Saturday, January 8, 2022

Building Interior Fails

I recently attempted to add interiors to non cube shaped buildings. This includes cylindrical buildings with round sides, buildings with more than four sides, and buildings where stacked floors are rotated from the floors below. I was curious to see what the interiors of these buildings would look like. Note that all of the walls, doors, ceilings, floors, and rooms are still axis aligned cubes. They just stick out from the curved building exterior walls in interesting ways, giving some pretty amusing results.

Maybe it was a stupid idea to try adding rectangular rooms to round/cylindrical buildings? But this was in the name of science!

Some of the furniture, appliances, and plumbing fixtures are placed outside or partially outside the building exterior walls as well. This mostly happens at the corners of buildings. The lighting is wrong because there are no windows to "let in the sunlight", and I'm not sure where (if anywhere) the room ceiling lights are placed. I'm actually surprised I didn't get an errors from the building interior generation code. I suppose it doesn't care where the walls are and only uses the bounding cube of each part of the building.

Now that's what I call a corner office! Or maybe a windowless (and floor-less) office? I guess it works as long as you don't mind sitting halfway inside the wall of the building.

Even bathrooms can suffer from this problem.

Our bathroom doesn't need a ceiling fan because it gets so much fresh air from outside. You can even have a conversation with the person across the street while sitting on the toilet.

Stairs that would normally be against the inside of the exterior building wall are now on the outside of the wall. This made me consider adding fire escapes to the outside of some of the larger buildings. The biggest problem I can think of is that the lighting system won't work properly for these fire escapes for the reason mentioned above.
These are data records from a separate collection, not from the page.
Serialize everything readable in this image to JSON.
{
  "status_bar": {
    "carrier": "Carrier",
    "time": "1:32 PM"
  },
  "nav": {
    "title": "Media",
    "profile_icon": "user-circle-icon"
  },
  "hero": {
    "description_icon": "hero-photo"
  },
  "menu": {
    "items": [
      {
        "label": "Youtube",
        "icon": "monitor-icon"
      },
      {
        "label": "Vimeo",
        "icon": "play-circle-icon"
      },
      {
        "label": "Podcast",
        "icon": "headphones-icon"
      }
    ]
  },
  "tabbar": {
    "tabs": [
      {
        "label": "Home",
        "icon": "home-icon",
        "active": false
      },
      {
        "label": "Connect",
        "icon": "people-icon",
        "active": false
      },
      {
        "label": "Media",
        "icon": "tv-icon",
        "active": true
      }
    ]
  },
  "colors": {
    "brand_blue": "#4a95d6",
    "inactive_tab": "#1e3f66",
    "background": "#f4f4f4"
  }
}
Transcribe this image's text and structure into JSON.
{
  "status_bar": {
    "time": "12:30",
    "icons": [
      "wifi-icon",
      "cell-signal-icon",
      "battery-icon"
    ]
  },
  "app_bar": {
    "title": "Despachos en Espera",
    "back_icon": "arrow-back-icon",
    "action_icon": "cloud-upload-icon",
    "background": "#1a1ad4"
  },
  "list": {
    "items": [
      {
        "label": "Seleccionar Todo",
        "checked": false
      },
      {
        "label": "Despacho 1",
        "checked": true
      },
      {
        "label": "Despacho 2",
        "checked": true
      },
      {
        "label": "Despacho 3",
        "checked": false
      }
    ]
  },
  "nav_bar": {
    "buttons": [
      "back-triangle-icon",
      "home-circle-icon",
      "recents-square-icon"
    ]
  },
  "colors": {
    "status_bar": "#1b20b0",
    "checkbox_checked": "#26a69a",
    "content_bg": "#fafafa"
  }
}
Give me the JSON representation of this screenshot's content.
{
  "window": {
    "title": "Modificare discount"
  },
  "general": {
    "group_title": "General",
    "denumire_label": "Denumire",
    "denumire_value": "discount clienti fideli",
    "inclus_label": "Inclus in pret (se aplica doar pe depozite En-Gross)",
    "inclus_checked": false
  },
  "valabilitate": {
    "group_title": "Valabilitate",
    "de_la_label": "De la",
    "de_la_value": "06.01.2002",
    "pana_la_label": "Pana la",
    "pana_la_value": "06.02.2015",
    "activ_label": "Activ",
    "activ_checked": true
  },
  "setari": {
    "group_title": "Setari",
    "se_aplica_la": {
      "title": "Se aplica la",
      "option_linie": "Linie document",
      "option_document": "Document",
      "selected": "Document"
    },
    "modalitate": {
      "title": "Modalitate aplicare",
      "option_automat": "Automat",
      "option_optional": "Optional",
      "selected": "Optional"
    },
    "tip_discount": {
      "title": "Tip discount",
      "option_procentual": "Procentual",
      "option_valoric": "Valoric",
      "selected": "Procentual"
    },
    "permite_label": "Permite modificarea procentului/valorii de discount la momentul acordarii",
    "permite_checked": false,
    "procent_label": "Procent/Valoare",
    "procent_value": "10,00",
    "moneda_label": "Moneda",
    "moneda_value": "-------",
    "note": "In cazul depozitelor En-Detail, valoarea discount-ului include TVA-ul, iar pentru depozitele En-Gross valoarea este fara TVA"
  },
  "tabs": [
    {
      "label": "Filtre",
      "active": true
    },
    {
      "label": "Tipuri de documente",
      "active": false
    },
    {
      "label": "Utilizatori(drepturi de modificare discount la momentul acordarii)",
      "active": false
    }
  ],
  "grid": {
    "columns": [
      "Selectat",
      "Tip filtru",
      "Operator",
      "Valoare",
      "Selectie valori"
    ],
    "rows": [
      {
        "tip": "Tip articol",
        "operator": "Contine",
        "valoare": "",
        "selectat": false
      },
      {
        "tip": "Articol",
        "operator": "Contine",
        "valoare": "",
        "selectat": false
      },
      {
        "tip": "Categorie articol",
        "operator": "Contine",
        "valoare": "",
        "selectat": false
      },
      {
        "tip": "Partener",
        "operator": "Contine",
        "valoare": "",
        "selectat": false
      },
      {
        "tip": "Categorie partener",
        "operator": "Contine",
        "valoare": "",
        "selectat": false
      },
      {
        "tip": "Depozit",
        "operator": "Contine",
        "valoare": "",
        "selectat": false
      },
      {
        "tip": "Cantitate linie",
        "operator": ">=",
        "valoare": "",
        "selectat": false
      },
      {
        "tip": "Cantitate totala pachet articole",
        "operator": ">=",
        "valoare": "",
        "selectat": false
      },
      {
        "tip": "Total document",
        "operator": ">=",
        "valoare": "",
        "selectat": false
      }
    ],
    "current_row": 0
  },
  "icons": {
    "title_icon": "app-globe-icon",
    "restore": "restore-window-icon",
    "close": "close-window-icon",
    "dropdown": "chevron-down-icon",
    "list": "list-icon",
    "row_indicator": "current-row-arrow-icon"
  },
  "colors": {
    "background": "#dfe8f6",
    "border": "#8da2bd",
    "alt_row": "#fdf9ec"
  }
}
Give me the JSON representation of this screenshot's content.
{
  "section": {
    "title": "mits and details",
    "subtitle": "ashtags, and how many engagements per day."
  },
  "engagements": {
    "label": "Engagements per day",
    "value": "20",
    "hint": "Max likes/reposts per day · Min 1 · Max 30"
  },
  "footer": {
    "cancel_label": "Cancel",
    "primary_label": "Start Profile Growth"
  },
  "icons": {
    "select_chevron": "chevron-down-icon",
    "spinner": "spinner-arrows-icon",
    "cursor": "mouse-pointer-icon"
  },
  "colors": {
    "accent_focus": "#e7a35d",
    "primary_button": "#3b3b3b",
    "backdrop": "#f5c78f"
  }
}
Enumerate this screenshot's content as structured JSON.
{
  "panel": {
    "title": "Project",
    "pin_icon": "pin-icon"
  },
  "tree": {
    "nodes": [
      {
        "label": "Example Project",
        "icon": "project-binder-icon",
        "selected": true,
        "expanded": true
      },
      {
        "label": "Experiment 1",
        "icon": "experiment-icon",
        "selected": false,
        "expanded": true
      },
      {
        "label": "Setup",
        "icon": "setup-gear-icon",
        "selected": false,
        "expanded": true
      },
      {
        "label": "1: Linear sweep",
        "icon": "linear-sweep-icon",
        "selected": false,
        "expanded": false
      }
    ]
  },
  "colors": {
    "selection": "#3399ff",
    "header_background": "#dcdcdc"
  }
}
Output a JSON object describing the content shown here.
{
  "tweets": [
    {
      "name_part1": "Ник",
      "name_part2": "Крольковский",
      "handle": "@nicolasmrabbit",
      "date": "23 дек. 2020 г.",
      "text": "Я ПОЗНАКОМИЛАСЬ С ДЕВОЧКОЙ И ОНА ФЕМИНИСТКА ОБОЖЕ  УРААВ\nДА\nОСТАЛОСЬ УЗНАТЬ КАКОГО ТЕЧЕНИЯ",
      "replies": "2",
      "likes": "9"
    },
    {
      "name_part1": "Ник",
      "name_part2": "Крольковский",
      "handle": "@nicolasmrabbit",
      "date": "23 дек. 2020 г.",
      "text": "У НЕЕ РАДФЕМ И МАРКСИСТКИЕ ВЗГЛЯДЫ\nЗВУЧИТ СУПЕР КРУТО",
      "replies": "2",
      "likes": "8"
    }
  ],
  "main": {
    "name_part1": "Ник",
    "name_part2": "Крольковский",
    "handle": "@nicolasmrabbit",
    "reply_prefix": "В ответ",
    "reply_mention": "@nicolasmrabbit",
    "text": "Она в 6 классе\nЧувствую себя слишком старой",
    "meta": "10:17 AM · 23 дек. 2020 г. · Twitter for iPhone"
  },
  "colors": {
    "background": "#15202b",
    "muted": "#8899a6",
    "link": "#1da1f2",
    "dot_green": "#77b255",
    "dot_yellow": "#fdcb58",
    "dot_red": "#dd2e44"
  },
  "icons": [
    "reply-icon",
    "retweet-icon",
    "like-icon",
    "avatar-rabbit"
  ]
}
It could take considerable work to fix that.

Yeah, those stairs are *supposed* to look like that. It's a .. fire escape! That's right. At least there are railings on some of the sides.

I attempted to fix some of these problems by removing objects placed outside the building. That fixes the biggest problems, but there are still issues. The internal floorplan doesn't make any sense, has empty areas, and doesn't fully connect the rooms. I've given up on this for now but left it on my TODO list, which is now on Trello.


  1. Hmm, yeah, architecture and interior decorating get complicated when you lift the restriction of rectilinear uniform orientation envelope.
    That last image rather belies the scale of the buildings as well. It's tempting to add very small spires to the top of buildings to add to the illusion of height. Though in this case, there's no cost to just making them actually as big as you want them to look.

    1. The last screenshot shows the top of one of those buildings that twists and shrinks as it goes up. It's not very realistic for a building because you can't fit more than one room in there. Rectangular buildings usually don't get that small on the upper levels. This one is rotated inside the bounding cube of what would have been the rectangular footprint.

      These buildings are properly to scale. Those elliptical floor sections of the building in the back left of the third screenshot are the same ones shown on the bottom right corner of the screenshot above with the desks. They're ellipses inside the room's bounding cube. The reason you see them as ellipses rather than cubes is that the building shape is of type "cylinder", so any subdivision of it (a room) is drawn with that cylinder shape.